Eventually, most sensible organizations will learn to not even go near Wikipedia.
EricBarbour
All the more reason to put out a well-sourced book full of Wikipedia's biases, yes?
Ottava
I saw Wikipedia and the Vatican and I was afraid there was a sex scandal involving Commons. Thankfully, it was only people not understanding that Wikipedia Is Not a Reliable Source. Phew.
mbz1
QUOTE(Ottava @ Mon 9th January 2012, 4:13am) *

I saw Wikipedia and the Vatican and I was afraid there was a sex scandal involving Commons. Thankfully, it was only people not understanding that Wikipedia Is Not a Reliable Source. Phew.

Even, if it were so, who cares? Commons and Vatican worth each other. A few users on Commons do not let to add a category anti-Semitic picture to anti-Semitic garbage that Commons hosts, and in Vatican the current Pope stated:
QUOTE
The church at the time was much more faithful to reason than Galileo himself, and also took into consideration the ethical and social consequences of Galileo’s doctrine. Its verdict against Galileo was rational and just.

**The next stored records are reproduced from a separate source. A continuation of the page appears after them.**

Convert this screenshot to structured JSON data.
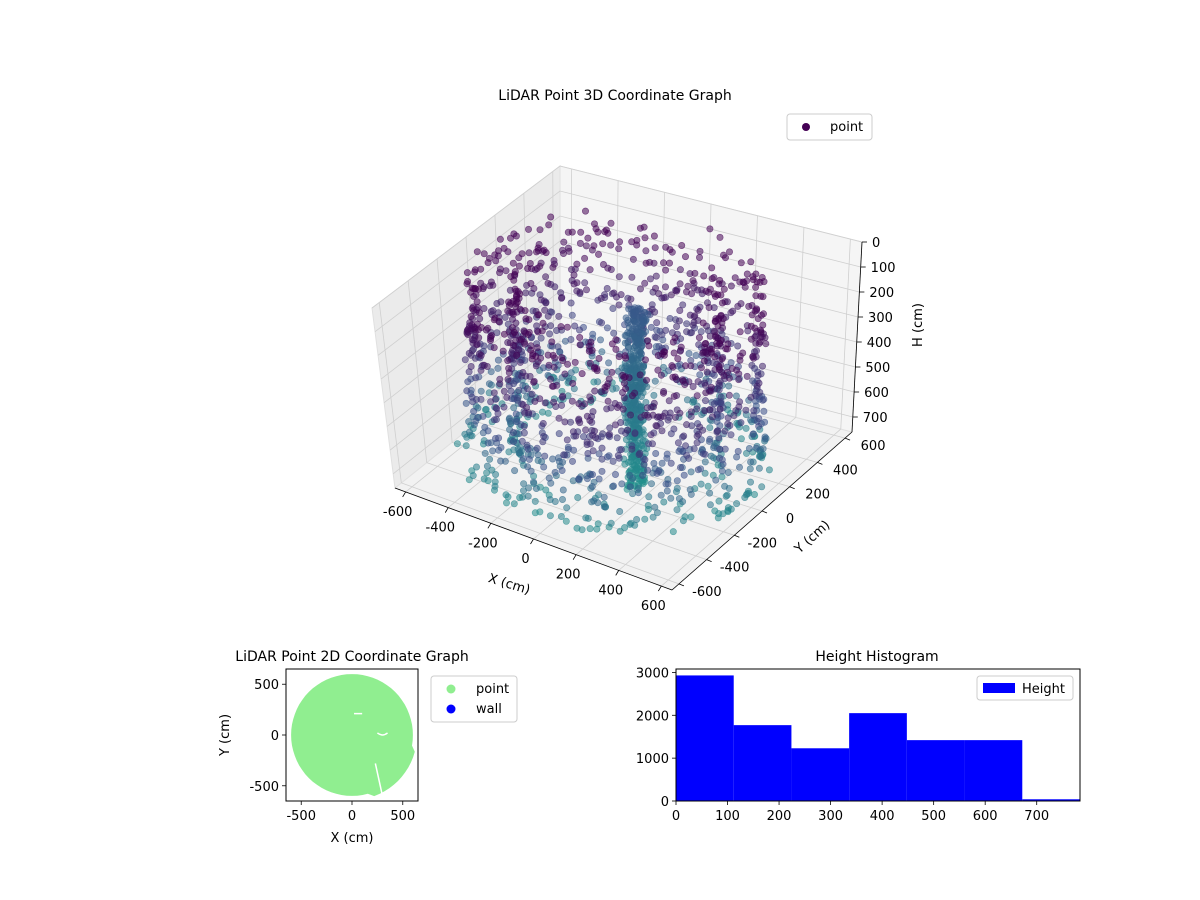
{
  "chart_data": [
    {
      "type": "scatter",
      "projection": "3d",
      "title": "LiDAR Point 3D Coordinate Graph",
      "xlabel": "X (cm)",
      "ylabel": "Y (cm)",
      "zlabel": "H (cm)",
      "xticks": [
        -600,
        -400,
        -200,
        0,
        200,
        400,
        600
      ],
      "yticks": [
        -600,
        -400,
        -200,
        0,
        200,
        400,
        600
      ],
      "zticks": [
        0,
        100,
        200,
        300,
        400,
        500,
        600,
        700
      ],
      "xlim": [
        -650,
        650
      ],
      "ylim": [
        -650,
        650
      ],
      "zlim": [
        760,
        0
      ],
      "zaxis_inverted": true,
      "grid": true,
      "colormap": "viridis",
      "legend": {
        "position": "top-right",
        "entries": [
          {
            "label": "point",
            "color": "#440154"
          }
        ]
      },
      "shape": "hollow ring of points, outer radius ~600 cm, inner radius ~420 cm, heights 0–700 cm, with a dense vertical column near x≈150, y≈-100"
    },
    {
      "type": "scatter",
      "title": "LiDAR Point 2D Coordinate Graph",
      "xlabel": "X (cm)",
      "ylabel": "Y (cm)",
      "xticks": [
        -500,
        0,
        500
      ],
      "yticks": [
        -500,
        0,
        500
      ],
      "xlim": [
        -650,
        650
      ],
      "ylim": [
        -650,
        650
      ],
      "legend": {
        "position": "outside-right",
        "entries": [
          {
            "label": "point",
            "color": "#90ee90"
          },
          {
            "label": "wall",
            "color": "#0000ff"
          }
        ]
      },
      "shape": "filled disc of points with radius ~600 cm"
    },
    {
      "type": "bar",
      "subtype": "histogram",
      "title": "Height Histogram",
      "xlabel": "",
      "ylabel": "",
      "bin_edges": [
        0,
        112,
        224,
        336,
        448,
        560,
        672,
        784
      ],
      "values": [
        2930,
        1770,
        1230,
        2050,
        1420,
        1420,
        40
      ],
      "xticks": [
        0,
        100,
        200,
        300,
        400,
        500,
        600,
        700
      ],
      "yticks": [
        0,
        1000,
        2000,
        3000
      ],
      "xlim": [
        0,
        784
      ],
      "ylim": [
        0,
        3080
      ],
      "color": "#0000ff",
      "legend": {
        "position": "top-right",
        "entries": [
          {
            "label": "Height",
            "color": "#0000ff"
          }
        ]
      }
    }
  ]
}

In both places Tyranny of the Ignorant wins.
Fusion
QUOTE(mbz1 @ Tue 10th January 2012, 4:35am) *

QUOTE
The church at the time was much more faithful to reason than Galileo himself, and also took into consideration the ethical and social consequences of Galileo’s doctrine. Its verdict against Galileo was rational and just.
[/url]
In both places Tyranny of the Ignorant wins.

Actually the Pope was not as wrong as you might think. There was a lot wrong with Galileo's arguments even if most of his conclusions were right. Did you know he rejected Kepler's correct guess that the tides were due to the force of the Sun and Moon, and invented a nonsense theory of tides which he then cited as "proof" of the Copernican theory?
lonza leggiera
QUOTE(mbz1 @ Tue 10th January 2012, 3:35pm) *

No, the Pope didn't say that. As the NY Times article indicates, he was quoting the philosopher Paul Feyerabend as having said it, which is not quite the same thing. Contrary to the misinformation fed to the rabble protesting at La Sapienza university, there was no indication whatever in Ratzinger's speech—not, at least, in the version which appeared in print—that he was in any way endorsing Feyerabend's opinion. In fact, after quoting Feyerabend and several other philosophers and scientists as supposedly illustrating a secular "crisis of faith in science", he continued with the remark "It would be foolish to construct an impulsive apologetic on the basis of such views".